Even those with
an extended holiday break go back to work on Monday. As the world thus gets back to the regular
grind, the words of the pundits, and the soothsayers, and the secular prophets
will be forgotten. Their predictions and
comments on what the new year might bring will not be brought up again unless
they actually come true. Such being the
case, I have no wish to join them and so will not inflict any of my readers
with my own forecasts. Instead, I will
present some facts to you and you can make your own!
1)
The
US government has a debt and unfunded liabilities totaling 248 thousand dollars
for every man, woman and child. Just a
few days into the new year they will have to increase the borrowing limit
they’ve self imposed. This will be the
75th time it is increased since 1962. You can make your own call as to how
sustainable you think that is.
2)
In 1929 the US
stock market crashed as a result of unbridled greed and unrealistic valuations
of stocks. Those valuations were allowed
to climb as high as they did because people were allowed to apply leverage (by
borrowing 10$ they could control 100$ in stock). The crash would have been strictly a North
American affair except for President Hoover’s demand that Germany repatriate US
funds lent to them for rebuilding after the 1st world war. The resulting lack of liquidity resulted in a
European financial crisis that radicalized the German people. Bad things happened downstream (that’s my
entry to understatement of the year).
Your call if you think any US financial crisis today can jump across the
Atlantic and cause a worldwide problem.
3)
The US has
spent trillions of dollars on shoring up the equity markets and made much of
new laws regarding banking as a result of the 2008 crisis. According to Wikipedia, “The U.S. Senate's Levin–Coburn
Report asserted that the crisis was the result of "high risk, complex
financial products; undisclosed conflicts of interest; the failure of
regulators, the credit rating agencies, and the market itself to rein in the
excesses”. Meanwhile, they have
completely ignored the derivative market.

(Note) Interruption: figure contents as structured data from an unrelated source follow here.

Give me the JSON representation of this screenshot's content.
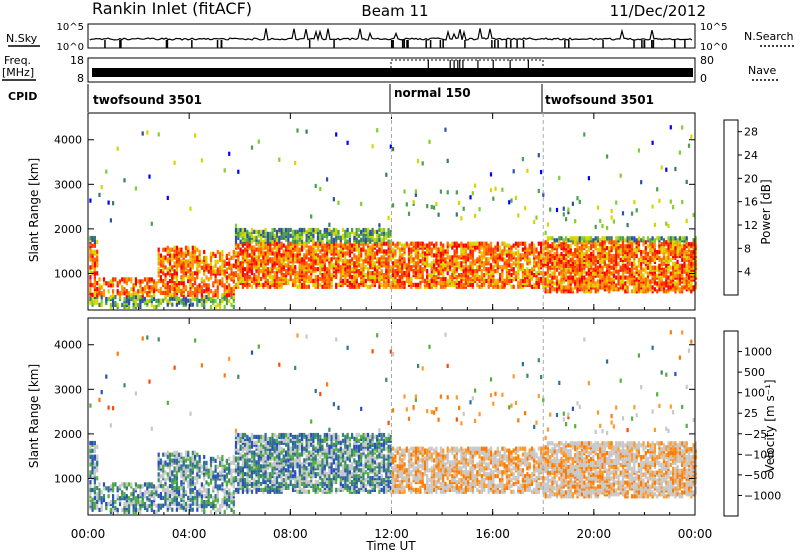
{
  "header": {
    "title": "Rankin Inlet (fitACF)",
    "beam": "Beam 11",
    "date": "11/Dec/2012"
  },
  "top_panels": {
    "nsky_label": "N.Sky",
    "nsky_ticks": [
      "10^5",
      "10^0"
    ],
    "nsearch_label": "N.Search",
    "freq_label": "Freq.",
    "freq_unit": "[MHz]",
    "freq_ticks": [
      "18",
      "8"
    ],
    "nave_ticks": [
      "80",
      "0"
    ],
    "nave_label": "Nave",
    "cpid_label": "CPID",
    "cpid_segments": [
      "twofsound 3501",
      "normal 150",
      "twofsound 3501"
    ]
  },
  "colors": {
    "power": [
      "#0000ff",
      "#2f4fa8",
      "#3d7a62",
      "#4aa14a",
      "#7fcf2f",
      "#d7d700",
      "#ff9a00",
      "#ff6a00",
      "#ff3a00",
      "#ff0000"
    ],
    "velocity": [
      "#2c4fbf",
      "#2e6f9a",
      "#3d8a6a",
      "#52b13a",
      "#c8c8c8",
      "#c8c8c8",
      "#ff9a2a",
      "#ff7a00",
      "#ff4a00",
      "#ff0000"
    ]
  },
  "chart_data": [
    {
      "type": "heatmap",
      "panel": "power",
      "xlabel": "Time UT",
      "ylabel": "Slant Range [km]",
      "x_ticks": [
        "00:00",
        "04:00",
        "08:00",
        "12:00",
        "16:00",
        "20:00",
        "00:00"
      ],
      "xlim_hours": [
        0,
        24
      ],
      "y_ticks": [
        1000,
        2000,
        3000,
        4000
      ],
      "ylim": [
        180,
        4600
      ],
      "colorbar_label": "Power [dB]",
      "colorbar_ticks": [
        4,
        8,
        12,
        16,
        20,
        24,
        28
      ],
      "colorbar_range": [
        0,
        30
      ]
    },
    {
      "type": "heatmap",
      "panel": "velocity",
      "xlabel": "Time UT",
      "ylabel": "Slant Range [km]",
      "x_ticks": [
        "00:00",
        "04:00",
        "08:00",
        "12:00",
        "16:00",
        "20:00",
        "00:00"
      ],
      "xlim_hours": [
        0,
        24
      ],
      "y_ticks": [
        1000,
        2000,
        3000,
        4000
      ],
      "ylim": [
        180,
        4600
      ],
      "colorbar_label": "Velocity [m s⁻¹]",
      "colorbar_ticks": [
        "1000",
        "500",
        "100",
        "25",
        "−25",
        "−100",
        "−500",
        "−1000"
      ]
    }
  ]
}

The derivative market is entirely based on leverage – for instance, for
less than 1000$ you can control over a million dollars in T-bills. The derivative market is now valued at 1.5
quadrillion dollars. Yes, that’s not a
spelling mistake or a typo. That’s about
20 times more money then it would take to buy every single stock of every
company on every stock market in the world.
In other words, the derivative market is now worth >20x more money
then exists in the whole world. Your
call if you think that such a bubble can continue without bursting. Also your call if you think the US has learned
anything at all from the ’08 crisis.
I
don’t know about you. I look at the
facts and I get an eerie deja-vu. I’m
not saying that things will spiral into the toilet this year. I’m saying that they will spiral into the
toilet sooner or later when you allow mankind’s greed to be your guide.